Le soir, je la retrouvais et elle m’accueillait en gonflant ses bajoues. J’en avais fait une amie que j’avais introduite dans mes dédoublements dont j’avais fortement amélioré la technique, les rendant de plus en plus discrets et réels.

 

Cette faculté de rêve-éveillé me permettait de supporter une vie qui ne me convenait pas du tout. Dès que je le pouvais, à l’étude, comme au lit, je m’évadais dans mon monde avec mes amis imaginaires.

 

Une nuit d’hiver, glaciale, abyssale et longue, en plein désarroi et triste à mourir, j’appelai ma grenouille qui accourut aussitôt.

 

- Que veux-tu, descendant des hommes ?

- Connaître ton nom.

- Je suis Rana 1ère, mère de la génération de la lune rousse dans les roseaux de l’érable noir et mon époux s’appelle Rana 1er, père de la génération de la lune rousse dans les roseaux de l’érable noir.
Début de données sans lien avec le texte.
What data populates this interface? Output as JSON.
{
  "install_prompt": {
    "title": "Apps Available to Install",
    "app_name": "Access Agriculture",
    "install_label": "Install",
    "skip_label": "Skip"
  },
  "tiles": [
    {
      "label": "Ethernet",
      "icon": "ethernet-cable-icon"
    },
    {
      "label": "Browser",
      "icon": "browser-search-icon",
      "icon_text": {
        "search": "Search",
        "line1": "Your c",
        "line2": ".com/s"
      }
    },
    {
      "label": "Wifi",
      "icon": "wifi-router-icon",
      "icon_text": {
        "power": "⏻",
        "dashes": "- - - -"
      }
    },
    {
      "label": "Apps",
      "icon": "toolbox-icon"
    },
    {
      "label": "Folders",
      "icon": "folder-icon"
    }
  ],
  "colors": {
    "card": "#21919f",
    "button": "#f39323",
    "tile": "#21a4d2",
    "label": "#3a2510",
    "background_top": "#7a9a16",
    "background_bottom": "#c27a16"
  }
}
- C’est trop compliqué, s’exclama Madoulet qui nous avait rejoints avec les autres.

- Nous nous appelons toutes Rana 1ère, et les mâles, Rana 1er , c’est une règle chez nous.

- Marrant, ç’truc-là, grommela Jim.

 

La grenouille était très gentille et nous raconta beaucoup d’histoires d’eau, bien entendu, avec tritons, épinoches, et autres habitants des étangs.

 

C’est ainsi qu’elle nous invita à vivre l’aventure impossible des « Globuleux », êtres invisibles qui vivaient dans des perles d’eau.

 

- Suivez-moi, dit-elle, en sautant dans l’eau.

- Elle est dingue, dit Pit, qu’est-ce qu’on fait ?

- On la suit, s’exclament en chœur, Madoulet et Jim, tout en se précipitant dans l’étang.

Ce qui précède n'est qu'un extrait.